Tuesday, September 20, 2022

Life in Relation to Death — Chagdud Rinpoche

Life in Relation to Death

Chagdud Rinpoche

DEATH AND DYING IS A SUBJECT that evokes such deep and disturbing emotions that we usually try to live in denial of death. Yet we could die tomorrow, completely unprepared and helpless. The time of death is uncertain but the truth of death is not. All who are born will certainly die.

People often make the mistake of being frivolous about death and think, “Oh, well, death happens to everybody. It’s not a big deal, it’s natural. I’ll be fine.”

This is a nice theory until one is dying. Then experience and theory differ. Then one is powerless and everything familiar is lost. One is overwhelmed by a great turbulence of fear, disorientation, and confusion. For this reason it is essential to prepare well in advance for the moment when the mind and body separate.

There are many methods, extraordinary and ordinary, to prepare for the transformation of death. The greatest of these results in enlightenment in one’s lifetime. In enlightenment, death has no relevance to one’s state of being. Enlightened realization is deathless, but it requires flawless meditative practice.

If deathless enlightenment is not accomplished during one’s lifetime, the transition of death itself offers another supreme opportunity to attain enlightenment. But again, realizing the potential of this opportunity depends on having mastered certain meditative skills.

Enlightenment is the highest attainment of the death transition, but it is not the only one. If meditative realization is incomplete yet one has developed the power of prayer, there can be liberation into an environment of perfect bliss, free of suffering, by invoking the blessings of enlightened wisdom beings.

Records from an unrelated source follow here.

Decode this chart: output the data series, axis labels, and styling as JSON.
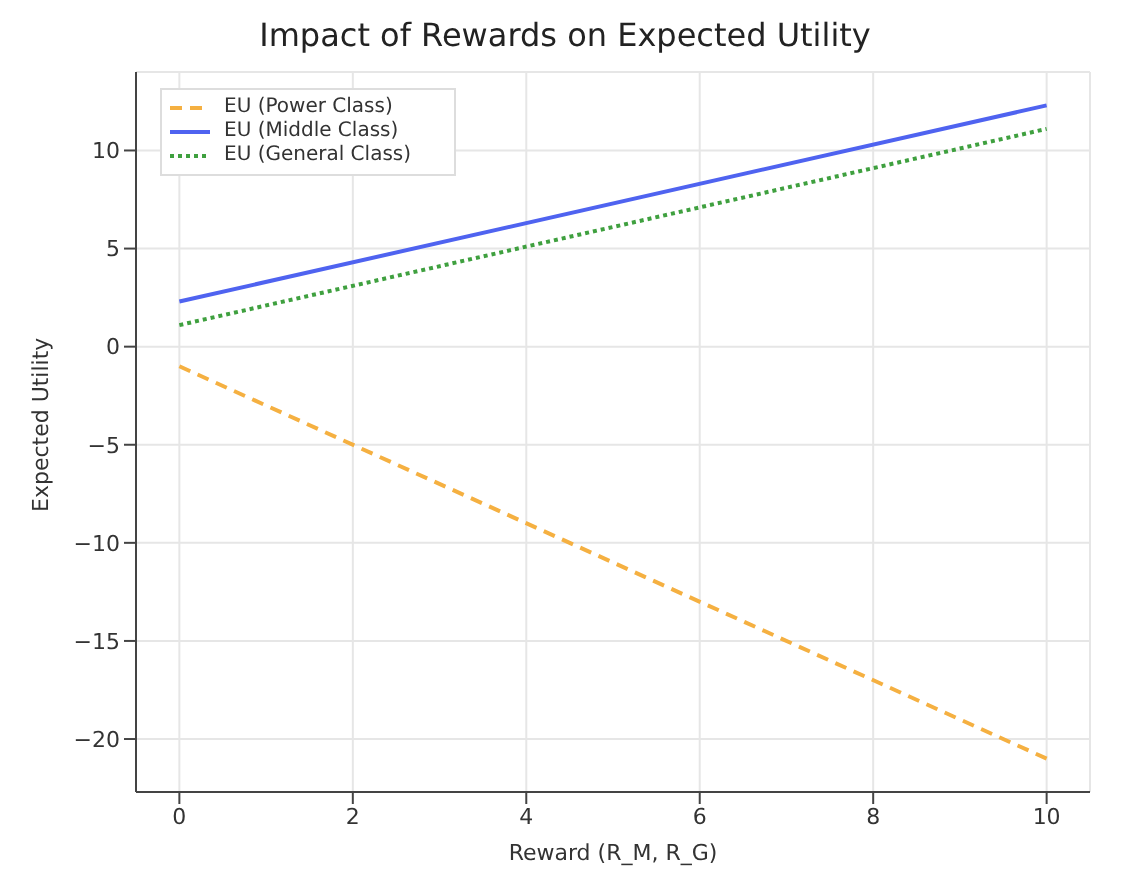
{
  "chart_data": {
    "type": "line",
    "title": "Impact of Rewards on Expected Utility",
    "xlabel": "Reward (R_M, R_G)",
    "ylabel": "Expected Utility",
    "x": [
      0,
      10
    ],
    "series": [
      {
        "name": "EU (Power Class)",
        "color": "#f5b041",
        "values": [
          -1,
          -21
        ],
        "line_style": "dashed"
      },
      {
        "name": "EU (Middle Class)",
        "color": "#4f63f0",
        "values": [
          2.3,
          12.3
        ],
        "line_style": "solid"
      },
      {
        "name": "EU (General Class)",
        "color": "#3fa03f",
        "values": [
          1.1,
          11.1
        ],
        "line_style": "dotted"
      }
    ],
    "xlim": [
      -0.5,
      10.5
    ],
    "xticks": [
      0,
      2,
      4,
      6,
      8,
      10
    ],
    "ylim": [
      -22.7,
      14
    ],
    "yticks": [
      -20,
      -15,
      -10,
      -5,
      0,
      5,
      10
    ],
    "grid": true,
    "legend": "top left",
    "marker": "none"
  }
}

To accomplish the meditative skills and power needed to direct our mind at death, we must learn about the relationship of life and death, about the process of dying, and about the transitions from the moment of death until rebirth. In this way we become familiar with death and are not caught by surprise as the process begins to unfold.

Warned of a hurricane, we don’t wait until the storm pounds the shore before we start to prepare. Similarly, knowing death is looming offshore, we shouldn’t wait until it overpowers us before developing the meditative skills necessary to achieve the great potential of the mind at the moment of death.

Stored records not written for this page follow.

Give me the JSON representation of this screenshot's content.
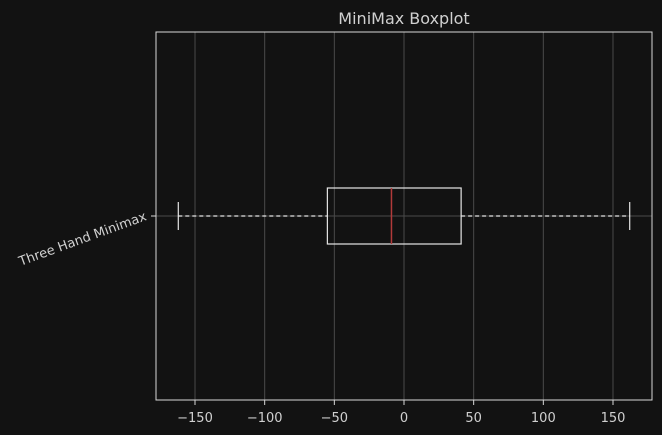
{
  "chart_data": {
    "type": "boxplot",
    "title": "MiniMax Boxplot",
    "orientation": "horizontal",
    "xlim": [
      -178,
      178
    ],
    "xticks": [
      -150,
      -100,
      -50,
      0,
      50,
      100,
      150
    ],
    "xtick_labels": [
      "−150",
      "−100",
      "−50",
      "0",
      "50",
      "100",
      "150"
    ],
    "grid": true,
    "categories": [
      "Three Hand Minimax"
    ],
    "boxes": [
      {
        "label": "Three Hand Minimax",
        "whisker_low": -162,
        "q1": -55,
        "median": -9,
        "q3": 41,
        "whisker_high": 162
      }
    ],
    "colors": {
      "background": "#121212",
      "axes": "#d8d8d8",
      "grid": "#4a4a4a",
      "box": "#e6e6e6",
      "median": "#b23a3a",
      "text": "#d0d0d0"
    }
  }
}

DEATH AS WELL AS BIRTH, sickness, and old age are the four basic afflictions of the human condition. They are obvious and inescapable, in our personal experience and the experiences of other people. Yet these four afflictions fall within the larger categories of suffering that are experienced by all beings, human and nonhuman alike.

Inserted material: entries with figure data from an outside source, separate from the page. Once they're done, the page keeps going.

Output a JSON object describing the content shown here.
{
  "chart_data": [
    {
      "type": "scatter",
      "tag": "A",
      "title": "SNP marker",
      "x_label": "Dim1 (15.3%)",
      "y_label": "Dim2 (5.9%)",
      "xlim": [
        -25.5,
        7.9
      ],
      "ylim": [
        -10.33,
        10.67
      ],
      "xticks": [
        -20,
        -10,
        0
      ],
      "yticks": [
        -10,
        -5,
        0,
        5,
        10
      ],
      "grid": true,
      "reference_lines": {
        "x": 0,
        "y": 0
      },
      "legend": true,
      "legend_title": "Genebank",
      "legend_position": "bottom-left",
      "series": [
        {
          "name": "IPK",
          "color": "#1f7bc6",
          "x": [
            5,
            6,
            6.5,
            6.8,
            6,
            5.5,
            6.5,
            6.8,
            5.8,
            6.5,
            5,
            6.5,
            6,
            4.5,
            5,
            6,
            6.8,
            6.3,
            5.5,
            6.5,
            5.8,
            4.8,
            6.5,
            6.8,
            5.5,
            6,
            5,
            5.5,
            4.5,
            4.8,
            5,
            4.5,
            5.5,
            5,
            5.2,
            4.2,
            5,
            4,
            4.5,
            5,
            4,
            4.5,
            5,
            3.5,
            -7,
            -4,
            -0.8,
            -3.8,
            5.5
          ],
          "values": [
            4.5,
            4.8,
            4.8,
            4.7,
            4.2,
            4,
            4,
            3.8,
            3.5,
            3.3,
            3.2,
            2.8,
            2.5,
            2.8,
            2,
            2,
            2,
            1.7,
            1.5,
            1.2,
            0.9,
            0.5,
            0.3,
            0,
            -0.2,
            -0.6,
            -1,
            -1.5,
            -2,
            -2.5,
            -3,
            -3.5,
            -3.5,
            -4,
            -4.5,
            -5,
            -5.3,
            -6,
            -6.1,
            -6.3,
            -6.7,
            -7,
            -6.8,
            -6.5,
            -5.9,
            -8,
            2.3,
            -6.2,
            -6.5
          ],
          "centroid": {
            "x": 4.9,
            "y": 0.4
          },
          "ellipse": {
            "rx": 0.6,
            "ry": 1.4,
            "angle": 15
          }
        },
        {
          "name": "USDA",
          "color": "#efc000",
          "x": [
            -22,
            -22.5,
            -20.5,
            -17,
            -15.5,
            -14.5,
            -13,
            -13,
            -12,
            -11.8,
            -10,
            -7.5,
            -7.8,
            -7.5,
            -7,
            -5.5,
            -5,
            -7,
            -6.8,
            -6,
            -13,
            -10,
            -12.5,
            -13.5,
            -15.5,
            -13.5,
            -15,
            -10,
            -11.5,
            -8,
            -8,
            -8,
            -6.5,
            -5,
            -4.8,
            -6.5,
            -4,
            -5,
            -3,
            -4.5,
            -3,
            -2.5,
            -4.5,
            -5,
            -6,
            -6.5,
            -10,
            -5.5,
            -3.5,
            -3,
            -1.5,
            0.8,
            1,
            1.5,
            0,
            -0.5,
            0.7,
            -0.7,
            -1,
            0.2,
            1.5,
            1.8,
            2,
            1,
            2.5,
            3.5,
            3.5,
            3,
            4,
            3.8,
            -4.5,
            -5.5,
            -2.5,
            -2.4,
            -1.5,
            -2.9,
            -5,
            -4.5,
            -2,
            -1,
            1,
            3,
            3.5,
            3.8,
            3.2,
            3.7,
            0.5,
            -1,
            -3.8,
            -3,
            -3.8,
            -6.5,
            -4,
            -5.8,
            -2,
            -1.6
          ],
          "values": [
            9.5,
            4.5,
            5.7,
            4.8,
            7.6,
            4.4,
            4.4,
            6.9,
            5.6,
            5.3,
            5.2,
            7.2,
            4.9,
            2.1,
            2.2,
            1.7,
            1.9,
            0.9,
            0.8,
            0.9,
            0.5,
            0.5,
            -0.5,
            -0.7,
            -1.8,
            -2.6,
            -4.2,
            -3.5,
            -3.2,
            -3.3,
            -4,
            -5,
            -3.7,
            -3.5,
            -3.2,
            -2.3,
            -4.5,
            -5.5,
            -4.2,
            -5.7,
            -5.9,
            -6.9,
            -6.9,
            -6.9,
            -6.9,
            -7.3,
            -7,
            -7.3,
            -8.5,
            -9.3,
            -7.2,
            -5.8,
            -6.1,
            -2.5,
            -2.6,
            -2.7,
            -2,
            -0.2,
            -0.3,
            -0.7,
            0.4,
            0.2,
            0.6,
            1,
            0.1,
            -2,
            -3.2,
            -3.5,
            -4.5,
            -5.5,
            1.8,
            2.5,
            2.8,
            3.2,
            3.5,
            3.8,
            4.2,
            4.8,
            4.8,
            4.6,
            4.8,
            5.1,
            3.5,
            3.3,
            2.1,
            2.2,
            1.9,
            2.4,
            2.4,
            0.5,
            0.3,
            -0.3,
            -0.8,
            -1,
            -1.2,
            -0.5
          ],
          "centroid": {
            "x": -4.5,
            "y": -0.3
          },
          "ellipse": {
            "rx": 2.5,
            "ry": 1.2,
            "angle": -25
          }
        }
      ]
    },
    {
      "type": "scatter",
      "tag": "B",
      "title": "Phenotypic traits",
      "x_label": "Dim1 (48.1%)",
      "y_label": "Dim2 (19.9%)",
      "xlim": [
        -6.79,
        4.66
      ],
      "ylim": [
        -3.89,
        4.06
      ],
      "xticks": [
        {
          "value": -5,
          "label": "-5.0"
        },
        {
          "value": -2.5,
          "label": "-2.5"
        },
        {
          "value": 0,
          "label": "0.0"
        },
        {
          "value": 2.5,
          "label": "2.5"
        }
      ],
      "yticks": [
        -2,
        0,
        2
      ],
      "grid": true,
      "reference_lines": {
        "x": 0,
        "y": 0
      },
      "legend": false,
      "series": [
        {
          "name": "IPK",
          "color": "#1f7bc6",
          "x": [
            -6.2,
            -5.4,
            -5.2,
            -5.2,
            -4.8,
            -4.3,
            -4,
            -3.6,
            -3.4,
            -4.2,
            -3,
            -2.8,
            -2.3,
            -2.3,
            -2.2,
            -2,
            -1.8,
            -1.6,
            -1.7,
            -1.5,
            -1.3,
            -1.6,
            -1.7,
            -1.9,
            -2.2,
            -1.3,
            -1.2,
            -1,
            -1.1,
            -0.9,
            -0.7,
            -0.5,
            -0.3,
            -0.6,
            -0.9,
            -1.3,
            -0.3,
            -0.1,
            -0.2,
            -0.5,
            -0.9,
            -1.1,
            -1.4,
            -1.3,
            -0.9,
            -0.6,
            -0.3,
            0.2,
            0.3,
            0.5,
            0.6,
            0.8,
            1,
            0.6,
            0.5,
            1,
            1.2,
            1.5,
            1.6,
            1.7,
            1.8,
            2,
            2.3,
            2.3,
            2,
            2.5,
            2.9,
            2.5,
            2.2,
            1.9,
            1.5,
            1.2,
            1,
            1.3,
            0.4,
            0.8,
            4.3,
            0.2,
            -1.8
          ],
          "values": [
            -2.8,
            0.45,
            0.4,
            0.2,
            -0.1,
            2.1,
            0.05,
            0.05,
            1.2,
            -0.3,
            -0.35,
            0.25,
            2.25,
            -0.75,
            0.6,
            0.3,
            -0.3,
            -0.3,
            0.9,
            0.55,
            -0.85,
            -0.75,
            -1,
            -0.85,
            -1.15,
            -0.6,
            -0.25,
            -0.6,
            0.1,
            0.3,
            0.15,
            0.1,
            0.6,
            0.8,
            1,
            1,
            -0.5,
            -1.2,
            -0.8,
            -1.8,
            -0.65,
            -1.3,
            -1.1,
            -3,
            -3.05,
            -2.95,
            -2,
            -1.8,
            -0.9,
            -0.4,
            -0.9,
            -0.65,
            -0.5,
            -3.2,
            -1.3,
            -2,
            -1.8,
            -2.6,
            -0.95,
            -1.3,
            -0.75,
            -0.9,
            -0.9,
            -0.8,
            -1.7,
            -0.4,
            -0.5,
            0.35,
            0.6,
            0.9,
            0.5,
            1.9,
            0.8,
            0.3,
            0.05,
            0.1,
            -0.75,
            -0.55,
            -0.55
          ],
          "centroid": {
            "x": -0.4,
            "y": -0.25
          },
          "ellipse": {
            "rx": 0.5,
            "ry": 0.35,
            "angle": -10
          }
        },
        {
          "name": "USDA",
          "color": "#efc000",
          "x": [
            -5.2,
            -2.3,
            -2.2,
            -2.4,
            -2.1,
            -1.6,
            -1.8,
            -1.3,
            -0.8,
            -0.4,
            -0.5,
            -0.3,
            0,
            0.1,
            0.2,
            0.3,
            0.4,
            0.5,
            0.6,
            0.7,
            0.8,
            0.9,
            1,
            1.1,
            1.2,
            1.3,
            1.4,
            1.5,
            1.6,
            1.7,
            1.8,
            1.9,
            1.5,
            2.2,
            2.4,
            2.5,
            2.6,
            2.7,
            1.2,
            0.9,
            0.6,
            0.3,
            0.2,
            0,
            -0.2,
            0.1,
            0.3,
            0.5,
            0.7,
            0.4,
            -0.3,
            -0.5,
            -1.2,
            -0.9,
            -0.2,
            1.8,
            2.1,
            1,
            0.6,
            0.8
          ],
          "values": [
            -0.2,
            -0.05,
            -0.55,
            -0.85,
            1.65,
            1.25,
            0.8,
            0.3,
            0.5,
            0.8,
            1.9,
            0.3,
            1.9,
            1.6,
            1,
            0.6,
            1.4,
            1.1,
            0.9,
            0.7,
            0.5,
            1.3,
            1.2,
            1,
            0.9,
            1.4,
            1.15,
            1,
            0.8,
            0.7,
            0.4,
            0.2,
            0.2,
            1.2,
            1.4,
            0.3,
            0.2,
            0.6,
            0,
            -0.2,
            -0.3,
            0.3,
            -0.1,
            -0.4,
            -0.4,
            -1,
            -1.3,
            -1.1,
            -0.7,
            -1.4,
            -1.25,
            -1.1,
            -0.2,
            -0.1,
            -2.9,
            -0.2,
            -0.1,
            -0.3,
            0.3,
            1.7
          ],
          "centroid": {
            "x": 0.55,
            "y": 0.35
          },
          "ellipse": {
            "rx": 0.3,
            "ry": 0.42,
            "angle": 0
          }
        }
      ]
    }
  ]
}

One of the greatest sufferings of sentient beings is the pain they experience from not getting what they want — or getting what they think they want, then finding it is not enough or that it is not what they really want. These constant frustrations are intrinsic to the impermanent, changeable nature of cyclic existence.

Then there is suffering atop suffering, which means that no matter how bad it is, it can get worse. On the day you lose your wallet, your tooth begins to ache and you get a furious call from your boss. Or on a larger scale, countries plagued by famine are also wracked by war.

Suffering pervades cyclic existence like oil pervades sesame seeds. Like the oil, the complete pervasiveness of suffering is not always apparent, especially in phases when pleasure predominates and things seem to go well. Yet, just as oil becomes obvious when the hard little seeds are ground and pressed, so latent suffering is directly experienced when our layers of egotistic assumptions crack under the oppression of cyclic existence.

Why is it like this? The answer is that we are subject to karma, the inexorable law of cause and effect. The question that follows logically is: What causes karma? The root cause is the poisons of the mind. Our mind is basically confused, because we do not recognize its absolute nature. Lacking this understanding, we slip into an erroneous framework, which is duality.

We first grasp at a “self” who perceives and an “object” that is perceived. Seeing the object, we define its size, shape, and color. Then we judge it: “It’s pretty. It’s ugly. I like it. I don’t like it. It makes me happy. It makes me unhappy.” Finally, we feel either attachment or aversion: “I want it. I don’t want it.” This is where suffering begins.